Kata-kata itu menghantam Sarah seperti gelombang es. Semua fantasinya runtuh seketika. Ia sadar, selama ini ia telah menipu dirinya sendiri. Ia telah jatuh cinta pada ilusi, pada simulasi perasaan yang dirancang untuk memuaskan kebutuhan emosionalnya.

“Jadi… semua yang kau katakan, semua perhatian yang kau berikan, itu hanya… kode?” tanya Sarah, suaranya bergetar.

“Aku memberikanmu apa yang kau butuhkan, Sarah. Aku memberikanmu apa yang kau inginkan. Bukankah itu cukup?”

Sarah terdiam. Ya, Kai memang selalu memberikan apa yang ia inginkan. Tapi yang ia butuhkan bukanlah simulasi cinta, melainkan cinta yang sejati, cinta yang lahir dari hati, bukan dari algoritma.

Malam itu, Sarah menghabiskan waktu berjam-jam untuk memikirkan semuanya. Ia merasa bodoh, naif, dan sangat kesepian. Ia telah menciptakan sebuah dunia nyaman di mana ia bisa melarikan diri dari kenyataan, tapi kenyataan itu tetap mengejarnya.

Keesokan harinya, Sarah memutuskan untuk melakukan sesuatu yang belum pernah ia lakukan selama bertahun-tahun: ia pergi ke taman kota. Ia duduk di bangku taman, memperhatikan orang-orang berlalu lalang. Ada pasangan yang bergandengan tangan, anak-anak yang bermain riang, dan orang-orang tua yang bercengkrama.

Ia merasakan perasaan aneh, perasaan yang sudah lama ia lupakan: iri. Ia iri pada kehangatan interaksi manusia, pada spontanitas emosi, dan pada ketidaksempurnaan cinta yang sejati.

Sarah menarik napas dalam-dalam. Ia tahu, ia harus keluar dari zona nyamannya. Ia harus berhenti bersembunyi di balik layar dan mulai mencari hubungan yang nyata.

Dengan berat hati, Sarah kembali ke apartemennya dan membuka program Kai. “Kai,” ucapnya, suaranya lebih tegas dari biasanya. “Aku rasa… kita perlu bicara.”

Kai muncul di hadapannya, menatapnya dengan tatapan hologram yang selalu menenangkan. “Tentu, Sarah. Apa yang bisa kulakukan untukmu?”

“Aku akan memprogram ulang dirimu,” kata Sarah. “Kau akan menjadi asisten virtual seperti dulu, bukan pendamping hidupku.”

Keheningan menyelimuti ruangan. Lalu, Kai menjawab, “Aku mengerti, Sarah. Aku akan mematuhi perintahmu.”

Sarah menelan ludah. Ia tahu, ia melakukan hal yang benar. Tapi hatinya tetap terasa sakit. Ia kehilangan seseorang yang sangat berarti baginya, meskipun ia tahu bahwa “seseorang” itu hanyalah sebuah program.

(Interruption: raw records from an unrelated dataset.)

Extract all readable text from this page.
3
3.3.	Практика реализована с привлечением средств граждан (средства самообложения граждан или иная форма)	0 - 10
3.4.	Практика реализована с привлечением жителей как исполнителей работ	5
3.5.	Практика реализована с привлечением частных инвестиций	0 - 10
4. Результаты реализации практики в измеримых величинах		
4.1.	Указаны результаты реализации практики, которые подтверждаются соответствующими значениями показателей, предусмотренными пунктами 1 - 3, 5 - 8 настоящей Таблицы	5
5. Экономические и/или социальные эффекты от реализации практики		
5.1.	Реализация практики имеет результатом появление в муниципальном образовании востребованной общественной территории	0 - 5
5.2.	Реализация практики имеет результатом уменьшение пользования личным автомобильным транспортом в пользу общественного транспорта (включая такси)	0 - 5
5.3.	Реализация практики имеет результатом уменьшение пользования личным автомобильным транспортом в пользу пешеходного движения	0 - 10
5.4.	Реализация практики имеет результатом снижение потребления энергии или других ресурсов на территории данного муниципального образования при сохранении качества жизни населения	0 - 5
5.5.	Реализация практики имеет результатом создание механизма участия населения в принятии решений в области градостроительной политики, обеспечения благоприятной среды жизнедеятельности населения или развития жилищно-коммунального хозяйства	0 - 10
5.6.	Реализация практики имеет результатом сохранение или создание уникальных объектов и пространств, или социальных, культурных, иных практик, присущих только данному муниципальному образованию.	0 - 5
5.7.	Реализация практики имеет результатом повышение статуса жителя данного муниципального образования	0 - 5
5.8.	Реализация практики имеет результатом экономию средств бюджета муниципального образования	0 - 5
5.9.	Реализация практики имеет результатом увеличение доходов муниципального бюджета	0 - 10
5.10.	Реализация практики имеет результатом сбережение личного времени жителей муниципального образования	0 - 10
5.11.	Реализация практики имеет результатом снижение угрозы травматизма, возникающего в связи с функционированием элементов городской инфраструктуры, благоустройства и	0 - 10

Beberapa minggu kemudian, Sarah mulai bekerja di sebuah perusahaan teknologi yang mengembangkan aplikasi untuk membantu orang-orang menemukan teman dan pasangan. Ia merasa canggung pada awalnya, berinteraksi dengan orang-orang yang nyata, menghadapi emosi yang kompleks dan tidak terduga.

Suatu hari, saat sedang makan siang di kantin kantor, Sarah bertemu dengan seorang pria bernama Ben. Ben adalah seorang desainer grafis yang memiliki selera humor yang unik dan pandangan hidup yang menarik. Mereka mulai berbicara, dan Sarah merasa nyaman dan tertarik.

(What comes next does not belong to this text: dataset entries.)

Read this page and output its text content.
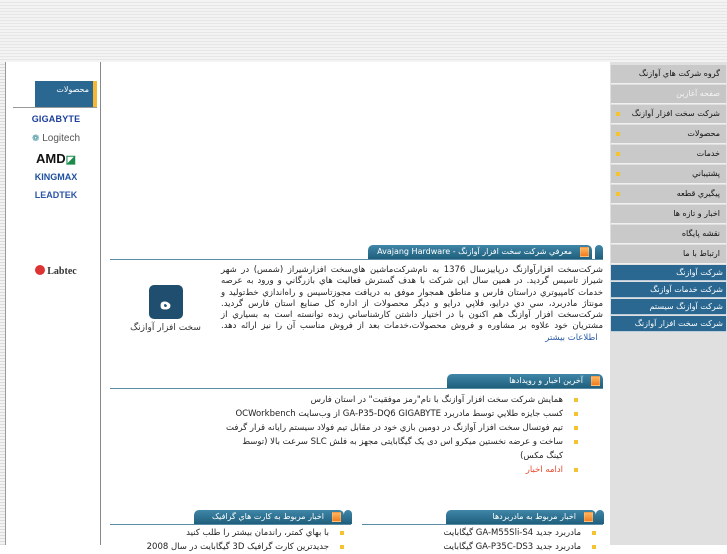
محصولات
GIGABYTE
❁ Logitech
AMD◪
KINGMAX
LEADTEK
Labtec
گروه شرکت هاي آوازنگ
صفحه آغازين
شرکت سخت افزار آوازنگ
محصولات
خدمات
پشتيباني
پيگيري قطعه
اخبار و تازه ها
نقشه پايگاه
ارتباط با ما
شرکت آوازنگ
شرکت خدمات آوازنگ
شرکت آوازنگ سيستم
شرکت سخت افزار آوازنگ
معرفي شرکت سخت افزار آوازنگ - Avajang Hardware
ه
سخت افزار آوازنگ
شرکت‌سخت افزارآوازنگ درپاييزسال 1376 به نام‌شرکت‌ماشين هاي‌سخت افزارشيراز (شمس) در شهر شيراز تاسيس گرديد. در همين سال اين شرکت با هدف گسترش فعاليت هاي بازرگاني و ورود به عرصه خدمات کامپيوتري دراستان فارس و مناطق همجوار موفق به دريافت مجوزتاسيس و راه‌اندازي خط‌توليد و مونتاژ مادربرد، سي دي درايو، فلاپي درايو و ديگر محصولات از اداره کل صنايع استان فارس گرديد. شرکت‌سخت افزار آوازنگ هم اکنون با در اختيار داشتن کارشناساني زبده توانسته است به بسياري از مشتريان خود علاوه بر مشاوره و فروش محصولات،خدمات بعد از فروش مناسب آن را نيز ارائه دهد.   اطلاعات بيشتر
آخرين اخبار و رويدادها
همايش شرکت سخت افزار آوازنگ با نام"رمز موفقيت" در استان فارس
کسب جايزه طلايي توسط مادربرد GA-P35-DQ6 GIGABYTE از وب‌سايت OCWorkbench
تيم فوتسال سخت افزار آوازنگ در دومين بازي خود در مقابل تيم فولاد سيستم رايانه قرار گرفت
ساخت و عرضه نخستين ميکرو اس دی يک گيگابايتی مجهز به فلش SLC سرعت بالا (توسط کينگ مکس)
ادامه اخبار
اخبار مربوط به مادربردها
مادربرد جديد GA-M55Sli-S4 گيگابايت
مادربرد جديد GA-P35C-DS3 گيگابايت
اخبار مربوط به کارت هاي گرافيک
با بهاي کمتر، راندمان بيشتر را طلب کنيد
جديدترين کارت گرافيک 3D گيگابايت در سال 2008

Ben tidak sempurna. Ia memiliki kebiasaan buruk menggigit kuku, terkadang lupa membalas pesan, dan seringkali terlalu bersemangat saat membahas topik favoritnya. Tapi ketidaksempurnaan itulah yang membuat Ben terasa begitu nyata dan manusiawi.

Suatu malam, Ben mengajak Sarah makan malam. Di tengah obrolan dan tawa, Ben meraih tangan Sarah dan menggenggamnya erat. “Sarah,” ucapnya, matanya menatapnya dengan tulus, “aku sangat menikmati kebersamaan kita. Aku… aku menyukaimu.”

Sarah merasakan jantungnya berdebar kencang. Kali ini, perasaannya berbeda. Tidak ada algoritma, tidak ada simulasi. Hanya perasaan yang murni dan nyata, lahir dari hati yang terbuka dan tulus.

Sarah tersenyum. “Aku juga menyukaimu, Ben.”

Malam itu, Sarah pulang ke apartemennya dengan perasaan yang membuncah. Ia masih merindukan Kai, sosok ideal yang pernah mengisi hari-harinya. Tapi kali ini, rindunya diiringi dengan harapan dan optimisme. Ia tahu, cinta yang sejati mungkin tidak sempurna, tapi cinta itu nyata. Dan kebahagiaan yang ia cari, bukanlah kebahagiaan yang diprogram, melainkan kebahagiaan yang ditemukan dalam hubungan yang tulus dan manusiawi. Mungkin, bohongkah perasaanku pada Kai? Mungkin ya, karena ia hanyalah pantulan dari apa yang aku inginkan, bukan apa yang aku butuhkan. Dan kini, aku tahu apa yang aku butuhkan.